I am reading Section 3.4 of Algorithms, 4th Edition. Page 466 is a proof of the following proposition:
In a separate-chaining hash table with $M$ lists and $N$ keys, the probability (under Assumption J) that the number of keys in a list is within a small constant factor of $N/M$ is extremely close to 1.
The proof:
The probability that a given list will contain exactly k keys is given by the binomial distribution
$\binom{N}{k}(\frac{1}{M})^k(\frac{M-1}{M})^{N-k}$
When $N$ is large and $p=\frac{1}{M}$ is small, binomial distribution can be approximated by Poisson distribution (The book uses $\alpha$ for $\lambda$):
$\frac{\alpha^ke^{k}}{k!}$
It follows that the probability that a list has more than $t\alpha$ keys on it is bounded by the quantity $(\alpha\frac{e}{t})^t e^{-\alpha}$.
In other words, the probability that $P(X > t\alpha)$ is bounded by the quantity $(\alpha\frac{e}{t})^t e^{-\alpha}$.
I searched the web and browsed https://en.wikipedia.org/wiki/Poisson_distribution. But I couldn't find a reference for the formula $(\alpha\frac{e}{t})^t e^{-\alpha}$.
Here is a candidate answer combining @Did's and @ClementC's comments:
From the background in the book, we can assume that $\alpha \geqslant 10$ and $t \geqslant 2$.

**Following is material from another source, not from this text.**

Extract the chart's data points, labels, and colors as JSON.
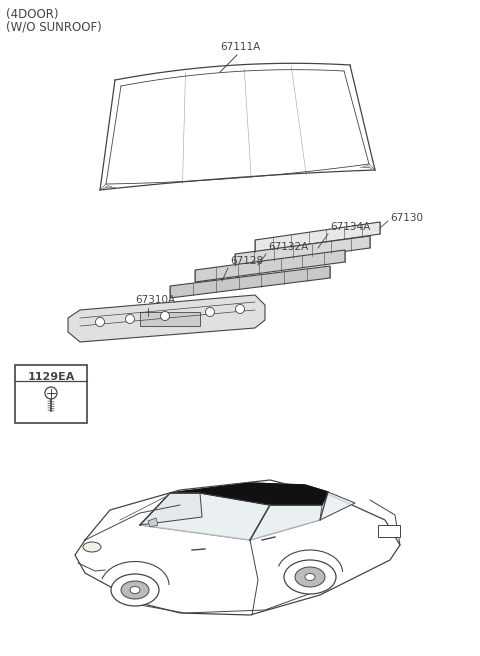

For $s > 0$, $\{X \geqslant t\alpha \} = \{sX \geqslant st\alpha\} = \{e^{sX} \geqslant e^{st\alpha}\}$, so
$P(X > t\alpha ) \leqslant P(X \geqslant t\alpha) \leqslant \frac{E[e^{sX}]}{e^{st\alpha}}$
by Markov's inequality. Since $E[e^{sX}] = e^{\alpha(e^{s}-1)}$, we have:
$P(X > t\alpha ) \leqslant \frac{e^{\alpha(e^{s}-1)}}{e^{st\alpha}} = e^{\alpha(e^{s}-1)-st\alpha}$
Maximizing this bound is equivalent to maximizing $\alpha(e^{s}-1)-st\alpha$. And it is obvious that maximizing $\alpha(e^{s}-1)-st\alpha$ is equivalent to maximizing $f(s) = e^{s}-st$ since $\alpha > 0$.
$f\prime(s) = e^{s} - t$
$f\prime\prime(s) = e^{s}$
Solve $f\prime(s) = 0$, we have $s = \ln{t}$. And $f\prime\prime(\ln{t}) = t > 0$. So $s = \ln{t}$ maximizes $f(s)$.
$P(X > t\alpha ) \leqslant \frac{e^{\alpha(t-1)}}{t^{t\alpha}} = (\frac{e^{\alpha}}{t^{\alpha}})^t e^{-\alpha} $
Now let's compare $\frac{e^{\alpha}}{t^{\alpha}}$ with $\alpha \frac{e}{t}$. When $t \geqslant 3$, we have $\frac{e^{\alpha}}{t^{\alpha}} < \alpha \frac{e}{t}$.
When $t= 2$, we have $(\frac{e}{2})^\alpha$ and $\alpha \frac{e}{2}$. When $\alpha = 10$, we have $(\frac{e}{2})^\alpha = 21.51022050274092$ and $\alpha \frac{e}{2} = 13.591409142295225 $. When $\alpha = 20$, we have $(\frac{e}{2})^\alpha = 462.68958607653593$ and $\alpha \frac{e}{2} = 27.18281828459045$. So when $t = 2$, $\frac{e^{\alpha}}{t^{\alpha}} < \alpha \frac{e}{t}$ is not true.
By the above discussion, we can prove $P(X > t\alpha ) \leqslant (\alpha \frac{e}{t})^{t} e^{-\alpha}$ for $t \geqslant 3$. But we can't prove the $t = 2$ case.
I've been spending hours thinking about the same problem!
It turns out that the formula $(\alpha e/t)^t e^{-\alpha}$ is incorrect. The correct formula is $(e/t)^{\alpha t}e^{-\alpha}$.
The correction is posted on the textbook website: Errata.